Still the water

Still the water

Naomi Kawase a tourné « Still The Water » sur l’île d’Amami où les habitants, à l’écart de la société mondialisée, vivent en harmonie avec la nature qu’ils vénèrent comme un dieu.

Pour eux, la frontière entre la vie et la mort reste floue.

Aussi, lors de la mort d’un proche, considèrent-ils la séparation comme temporaire dans l’écoulement du temps. Leurs moindres gestes semblent relever d’un cérémonial très ancien et l’apaisement émane de cet art de vivre bien loin de celui de l’ordre dominant. La réalisatrice venait d’apprendre que ses ancêtres étaient originaires de cette île et, se sentant porteuse d’un héritage, elle a approfondi leurs coutumes et leurs rites, avant leur disparition : le film se termine sur des machines aux dents broyeuses qui déracinent des arbres centenaires pourtant considérés comme des dieux par les habitants.

Deux jeunes ados amoureux vivent sur cette île, leur attirance sexuelle s’exprime dans la timidité.

Ensemble, ils apprennent à devenir adultes, tandis que chacun subit des drames familiaux. La jeune fille assiste sans l’accepter à la lente agonie de sa mère qui est chamane et le garçon découvre les infidélités de sa propre mère en même temps qu’il tombe sur un cadavre anonyme rejeté par la mer lors d’un typhon (spectaculaire scène de tempête). Les thèmes de la mort, la symbiose entre l’homme et la nature, la mémoire d’un lieu, les cycles de la vie et sa transmission d’une génération à l’autre, sont les thèmes retrouvés dans chacun des films de Naomi Kawase. Pourquoi avoir peur de la mort ? La vie a un lien avec la mort, un lien oublié. Nous retournons d’où nous venons raconte ce film en incitant à rester humble face à la nature, comme le dit Papi Tortue, un vieil homme rempli de sagesse.

Dès le début, le passage de la vie à la mort est figuré par une chèvre égorgée sous nos yeux.

Mais, c’est en poète sensualiste et mélancolique que la réalisatrice évoque ce monde, ses souffrances, sa part indéchiffrable. Elle crée un climat onirique et envoûtant pour raconter la mort d’une mère, les rites qui l’entourent, les chansons chantées pour accompagner la mourante, la vie qui continue, l’amour des siens, les derniers petits gestes avant le grand départ, le déchaînement de la nature. De magnifiques vues aériennes survolent l’île et son abondante nature subtropicale dont le vert s’harmonise avec l’encerclement du bleu de la mer. Une mer parfois calme parfois furieuse.

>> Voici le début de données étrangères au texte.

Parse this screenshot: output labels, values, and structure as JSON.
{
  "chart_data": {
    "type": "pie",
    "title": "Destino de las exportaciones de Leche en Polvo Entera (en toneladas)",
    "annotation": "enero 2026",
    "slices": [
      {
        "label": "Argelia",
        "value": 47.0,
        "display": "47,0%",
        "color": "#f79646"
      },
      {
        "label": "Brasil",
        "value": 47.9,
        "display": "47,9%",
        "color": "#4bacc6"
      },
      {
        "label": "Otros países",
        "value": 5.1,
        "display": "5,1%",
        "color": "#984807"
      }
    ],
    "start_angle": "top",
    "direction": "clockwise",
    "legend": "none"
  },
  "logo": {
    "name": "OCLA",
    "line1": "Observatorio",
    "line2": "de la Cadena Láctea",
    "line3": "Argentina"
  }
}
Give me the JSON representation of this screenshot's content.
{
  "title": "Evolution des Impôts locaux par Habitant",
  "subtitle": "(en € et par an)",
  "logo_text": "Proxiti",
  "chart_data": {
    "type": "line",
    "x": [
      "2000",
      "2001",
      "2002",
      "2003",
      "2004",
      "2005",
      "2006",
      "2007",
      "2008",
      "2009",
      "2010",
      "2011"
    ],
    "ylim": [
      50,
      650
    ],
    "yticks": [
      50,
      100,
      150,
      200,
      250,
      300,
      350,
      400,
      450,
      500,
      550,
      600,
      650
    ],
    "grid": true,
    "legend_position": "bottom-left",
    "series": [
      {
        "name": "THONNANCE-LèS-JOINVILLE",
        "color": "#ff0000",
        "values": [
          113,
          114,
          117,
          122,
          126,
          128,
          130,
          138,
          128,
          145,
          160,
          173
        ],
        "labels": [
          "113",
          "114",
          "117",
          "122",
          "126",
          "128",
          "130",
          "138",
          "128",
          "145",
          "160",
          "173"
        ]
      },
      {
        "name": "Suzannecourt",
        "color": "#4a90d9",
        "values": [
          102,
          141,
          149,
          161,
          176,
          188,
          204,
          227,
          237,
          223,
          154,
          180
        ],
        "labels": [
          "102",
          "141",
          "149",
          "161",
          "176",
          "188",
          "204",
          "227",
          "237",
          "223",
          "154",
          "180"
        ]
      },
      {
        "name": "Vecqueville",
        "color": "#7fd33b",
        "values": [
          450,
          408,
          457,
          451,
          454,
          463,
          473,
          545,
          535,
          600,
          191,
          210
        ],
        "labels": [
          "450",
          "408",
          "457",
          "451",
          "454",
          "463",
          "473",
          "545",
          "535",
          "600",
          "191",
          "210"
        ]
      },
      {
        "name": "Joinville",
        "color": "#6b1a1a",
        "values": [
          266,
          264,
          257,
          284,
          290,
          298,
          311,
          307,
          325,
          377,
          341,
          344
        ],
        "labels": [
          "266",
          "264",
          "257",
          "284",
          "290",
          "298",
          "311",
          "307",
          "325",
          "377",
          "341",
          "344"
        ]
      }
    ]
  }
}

Ce très beau film en compétition à Cannes, cette année, aurait pu décrocher la palme que d’aucuns lui accordaient pour cette méditation toute en douceur, et le talent évident de la réalisatrice pour le cadre et la lumière.
Une sérénité fluide et une infinie douceur baignent tout le film et procurent une émotion fragile et délicate devant tant de beauté sans artifice. Naomi Kawase a déjà été primée à Cannes, en 1997, pour son premier film « Suzaku » qui reçut la Caméra d’or et pour « La forêt de Mogari » couronné du Grand Prix en 2007.